Tabi bu arada belki de okumadığımız kadar okuyoruz. Ama okurken Seksenli yılların öncesinde olduğu gibi en sağdan en soluna, en ılımlısından en radikaline kadar yine her şeyi okumaya çalışıyorum.

Okudukça da allak bullak oluyor muyum? Evet oluyorum.

Mesela okuduklarımdan birkaç konu kafama takıldı bunları sizlerle paylaşmak isterim. Siyasi görüşünüz partimiz ve cemaatiniz ne olursa olsun siz de onlardan sıyrılıp şu birkaç konuya birkaç saniye kafa patlatır mısınız?

 

Bu zıkkım virüs Çin’den çıktı değil mi? Peki sizce Çin devlet başkanı kıytırık bir maske ile nasıl Wuhan’a gitti?

Çin kırılıyor bitti dediğimiz günde Çin devlet başkanı niye bu kadar rahattı?

Yine duyduğumuz bir haber;

Amerika Çin'den Fransa'ya gidecek maskeleri hava limanında 4 kat daha fazla ödeyerek kendi ülkesine götürmüş.”

Hayırdır beyler ne oluyor hani Çin şimdi bitmişti.

Dünyanın en büyük on şirketini Çinliler birer birer alıyorlarmış doğru mu? Siz de okuyor musunuz?

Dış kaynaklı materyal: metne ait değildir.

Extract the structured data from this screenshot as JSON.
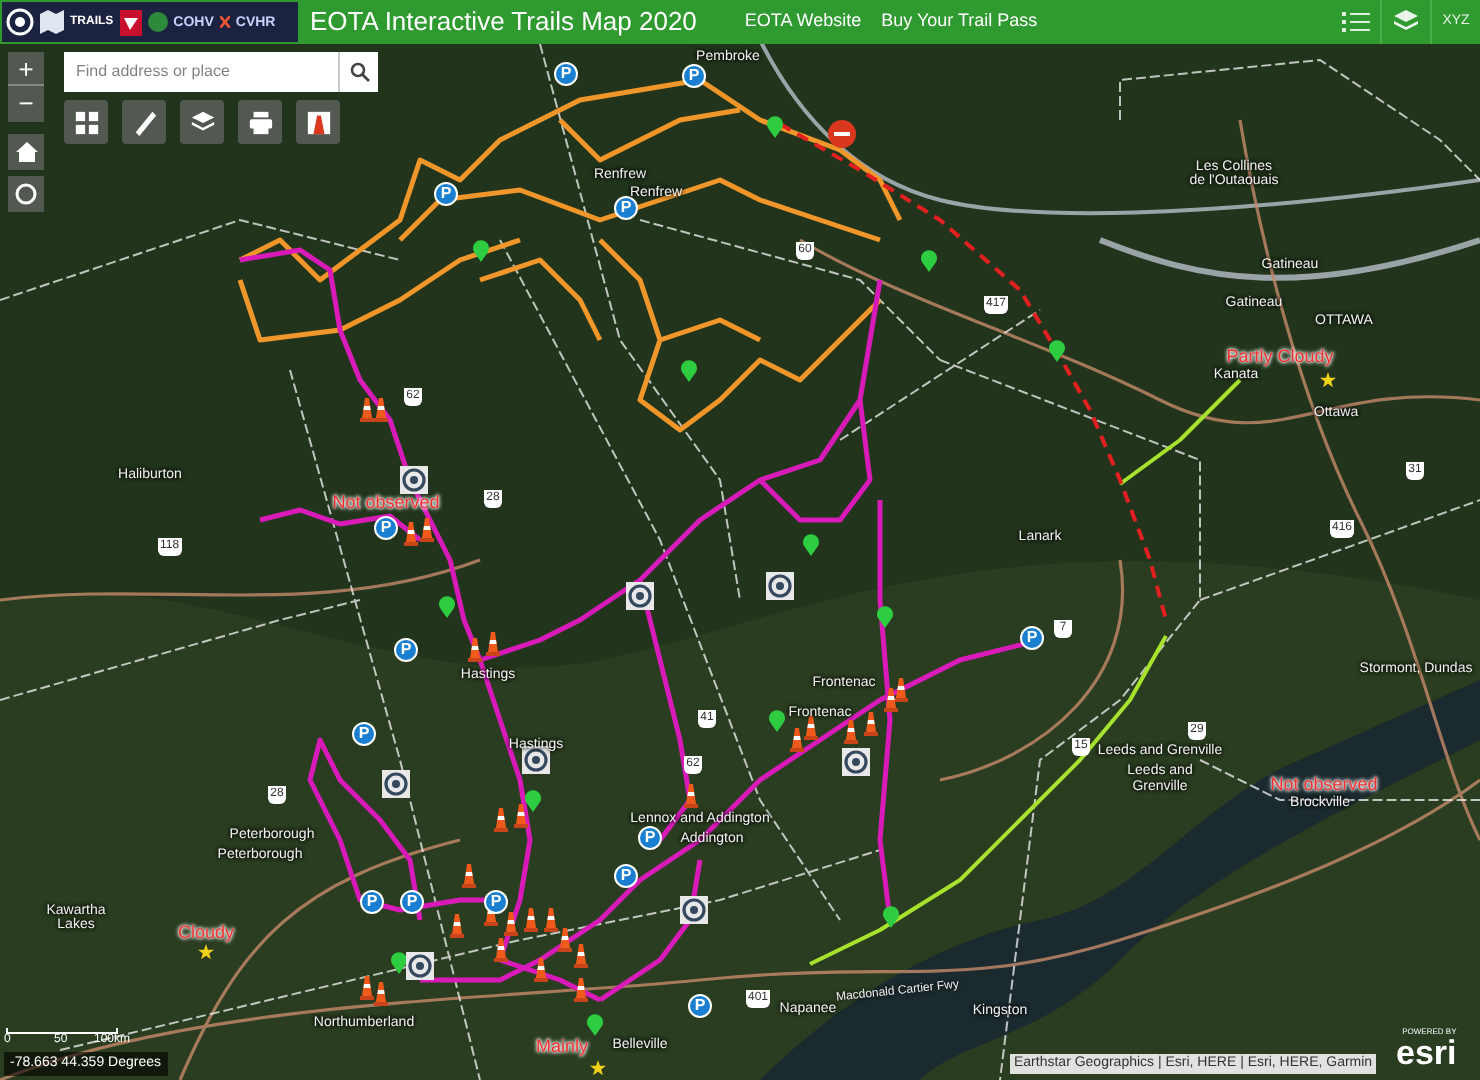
{
  "header": {
    "logo_texts": [
      "TRAILS",
      "COHV",
      "CVHR"
    ],
    "title": "EOTA Interactive Trails Map 2020",
    "links": [
      "EOTA Website",
      "Buy Your Trail Pass"
    ],
    "xyz_button": "XYZ"
  },
  "map_controls": {
    "zoom_in": "+",
    "zoom_out": "−"
  },
  "search": {
    "placeholder": "Find address or place"
  },
  "weather_labels": [
    "Partly Cloudy",
    "Not observed",
    "Not observed",
    "Cloudy",
    "Mainly"
  ],
  "place_labels": [
    "Pembroke",
    "Renfrew",
    "Renfrew",
    "Les Collines",
    "de l'Outaouais",
    "Gatineau",
    "Gatineau",
    "OTTAWA",
    "Kanata",
    "Ottawa",
    "Lanark",
    "Frontenac",
    "Frontenac",
    "Stormont, Dundas",
    "Leeds and Grenville",
    "Leeds and",
    "Grenville",
    "Brockville",
    "Haliburton",
    "Hastings",
    "Hastings",
    "Lennox and Addington",
    "Addington",
    "Peterborough",
    "Peterborough",
    "Kawartha",
    "Lakes",
    "Northumberland",
    "Napanee",
    "Kingston",
    "Belleville"
  ],
  "road_labels": [
    "Macdonald Cartier Fwy"
  ],
  "highway_shields": [
    "60",
    "417",
    "7",
    "416",
    "31",
    "29",
    "15",
    "62",
    "28",
    "118",
    "62",
    "28",
    "41",
    "401"
  ],
  "parking_markers": [
    "P",
    "P",
    "P",
    "P",
    "P",
    "P",
    "P",
    "P",
    "P",
    "P",
    "P",
    "P",
    "P",
    "P"
  ],
  "scale_bar": {
    "ticks": [
      "0",
      "50",
      "100km"
    ]
  },
  "coordinates": "-78.663 44.359 Degrees",
  "attribution": "Earthstar Geographics | Esri, HERE | Esri, HERE, Garmin",
  "esri_logo": {
    "caption": "POWERED BY",
    "wordmark": "esri"
  }
}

Kafam gittikçe allak bullak olmaya başlıyor. Bir kaç defa Çin’e gitmek nasip oldu. Yediklerinden bir lokma dahi almadım amma velakin gazetecilik adına yerel sofralarına oturdum her gelen dolu tabağın ve boş dönen tabakların tek tek fotoğraflarını çektim insanlarını izledim. En görkemli alışveriş merkezlerinden en yoksul semtlerine  kadar gezdim, burnum kokulara dayanamadı ara sokaklarına girdim.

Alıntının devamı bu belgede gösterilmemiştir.